Can you report data for the outliers as well? (Or a table with all results?). We tend to come back to PRs more and more nowadays, so they serve as good docs.

gibber9809 commented 6 days ago

with only a few outliers

Can you report data for the outliers as well? (Or a table with all results?). We tend to come back to PRs more and more nowadays, so they serve as good docs.

Sure. Ran it on all public datasets, and actually it seems to be a little worse on public datasets than the general case.

dataset new compression ratio old compression ratio decrease (%)
cockroach 21.002 21.559 2.65%
mongod 142.058 238.050 67.57%
elasticsearch 125.275 158.742 26.71%
spark-event-logs 56.297 58.119 3.24%
postgresql 36.528 40.576 11.08%
haiqi96 commented 5 days ago

As the PR currently does, I would prefer to let clp-s jsonl's metadata us orig_file_id instead of archive_id. so it is easier to use a common query logic for both json and ir stream file. (so no change is required)

If we decided to rename it from orig_file_id to archive_id, I would prefer to let IR and JsonL both use "target_id", or "source_id".

gibber9809 commented 12 hours ago

Nice work! One thing I'm curious is whystd::string_view offers better performance thanconst std::string & since we don't use string literals.
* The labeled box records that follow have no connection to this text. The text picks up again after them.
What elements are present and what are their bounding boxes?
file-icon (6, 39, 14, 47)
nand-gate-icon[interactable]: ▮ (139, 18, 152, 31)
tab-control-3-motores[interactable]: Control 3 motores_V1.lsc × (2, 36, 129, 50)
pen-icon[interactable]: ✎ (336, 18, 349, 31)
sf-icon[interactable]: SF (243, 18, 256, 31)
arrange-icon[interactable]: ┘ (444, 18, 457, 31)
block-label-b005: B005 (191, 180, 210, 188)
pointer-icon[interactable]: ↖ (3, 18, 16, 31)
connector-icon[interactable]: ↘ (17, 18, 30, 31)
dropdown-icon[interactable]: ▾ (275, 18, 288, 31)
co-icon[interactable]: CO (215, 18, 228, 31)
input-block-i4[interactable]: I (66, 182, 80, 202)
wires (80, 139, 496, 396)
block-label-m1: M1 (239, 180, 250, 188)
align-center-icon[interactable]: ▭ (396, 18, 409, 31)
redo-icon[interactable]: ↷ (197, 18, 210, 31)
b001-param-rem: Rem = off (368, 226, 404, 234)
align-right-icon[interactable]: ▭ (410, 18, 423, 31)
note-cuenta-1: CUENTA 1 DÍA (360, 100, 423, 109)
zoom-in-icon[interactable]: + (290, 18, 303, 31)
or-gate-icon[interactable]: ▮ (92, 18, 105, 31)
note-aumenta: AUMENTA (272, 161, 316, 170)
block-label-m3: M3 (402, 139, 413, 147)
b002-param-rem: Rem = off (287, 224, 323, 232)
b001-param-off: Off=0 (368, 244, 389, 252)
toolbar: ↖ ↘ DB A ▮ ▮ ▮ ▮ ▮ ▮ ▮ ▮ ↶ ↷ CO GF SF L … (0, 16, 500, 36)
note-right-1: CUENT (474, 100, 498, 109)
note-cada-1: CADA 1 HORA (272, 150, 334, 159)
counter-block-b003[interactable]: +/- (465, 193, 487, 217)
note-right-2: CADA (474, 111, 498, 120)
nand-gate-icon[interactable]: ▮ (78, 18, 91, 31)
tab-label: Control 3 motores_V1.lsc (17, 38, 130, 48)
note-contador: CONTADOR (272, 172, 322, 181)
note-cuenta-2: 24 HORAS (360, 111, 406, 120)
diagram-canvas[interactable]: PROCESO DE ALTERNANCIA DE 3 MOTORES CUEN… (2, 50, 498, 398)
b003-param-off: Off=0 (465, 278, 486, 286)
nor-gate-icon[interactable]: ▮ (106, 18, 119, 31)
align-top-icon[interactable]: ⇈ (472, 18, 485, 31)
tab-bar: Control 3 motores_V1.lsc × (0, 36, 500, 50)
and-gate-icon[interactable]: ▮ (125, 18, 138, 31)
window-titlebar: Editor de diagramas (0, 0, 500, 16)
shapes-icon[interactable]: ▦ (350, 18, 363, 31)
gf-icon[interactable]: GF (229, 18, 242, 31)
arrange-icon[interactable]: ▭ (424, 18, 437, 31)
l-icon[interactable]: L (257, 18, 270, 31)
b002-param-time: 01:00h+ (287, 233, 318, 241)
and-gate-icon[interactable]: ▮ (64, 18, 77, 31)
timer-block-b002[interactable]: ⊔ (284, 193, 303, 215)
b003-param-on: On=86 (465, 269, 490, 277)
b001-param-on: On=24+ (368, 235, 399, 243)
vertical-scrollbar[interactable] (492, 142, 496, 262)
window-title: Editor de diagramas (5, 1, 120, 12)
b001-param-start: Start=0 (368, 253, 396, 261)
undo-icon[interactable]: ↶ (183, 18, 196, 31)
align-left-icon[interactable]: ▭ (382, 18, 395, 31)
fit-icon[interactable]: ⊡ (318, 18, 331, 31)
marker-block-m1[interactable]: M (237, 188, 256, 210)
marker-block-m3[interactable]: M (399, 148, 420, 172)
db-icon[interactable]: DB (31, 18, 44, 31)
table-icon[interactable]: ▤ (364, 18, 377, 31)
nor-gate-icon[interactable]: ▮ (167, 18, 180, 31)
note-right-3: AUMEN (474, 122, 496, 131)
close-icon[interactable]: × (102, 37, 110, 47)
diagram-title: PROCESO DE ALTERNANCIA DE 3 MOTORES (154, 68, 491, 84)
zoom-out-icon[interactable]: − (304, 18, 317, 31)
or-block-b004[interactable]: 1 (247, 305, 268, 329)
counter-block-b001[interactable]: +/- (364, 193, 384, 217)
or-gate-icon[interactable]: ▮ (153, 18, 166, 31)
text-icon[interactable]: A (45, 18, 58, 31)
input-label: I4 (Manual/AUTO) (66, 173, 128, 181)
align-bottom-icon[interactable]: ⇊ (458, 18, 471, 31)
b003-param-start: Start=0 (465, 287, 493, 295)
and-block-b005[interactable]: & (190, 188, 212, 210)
A lot of the changes to string_view aren't immediately a performance improvement, but they open us up to using string_view in more places in the codebase going forward instead of creating copies in std::string. E.g. there are many places in the current implementation of JsonParser where we turn a string_view into an std::string just so we can pass it somewhere else as an std::string const&. For the places I changed around marshalling I mostly started using std::string_view because as a result of other changes some code paths were passing std::string_view to some function and others were passing std::string to the same function, so accepting std::string_view as argument allows those functions to handle both (whereas only accepting std::string const& would force an unnecessary copy ont the std::string_view path).

For SchemaNode and add_node specifically I touch on it in my other comment.

wraymo commented 9 hours ago

If we disable log order, do you think we should throw errors for ordered decompression?

gibber9809 commented 8 hours ago

If we disable log order, do you think we should throw errors for ordered decompression?

Hmm, maybe just log a warning. I'm probably going to use this flag in a script to migrate older archive versions to newer ones and making this error out and fail would make me have to write a lot more error handling.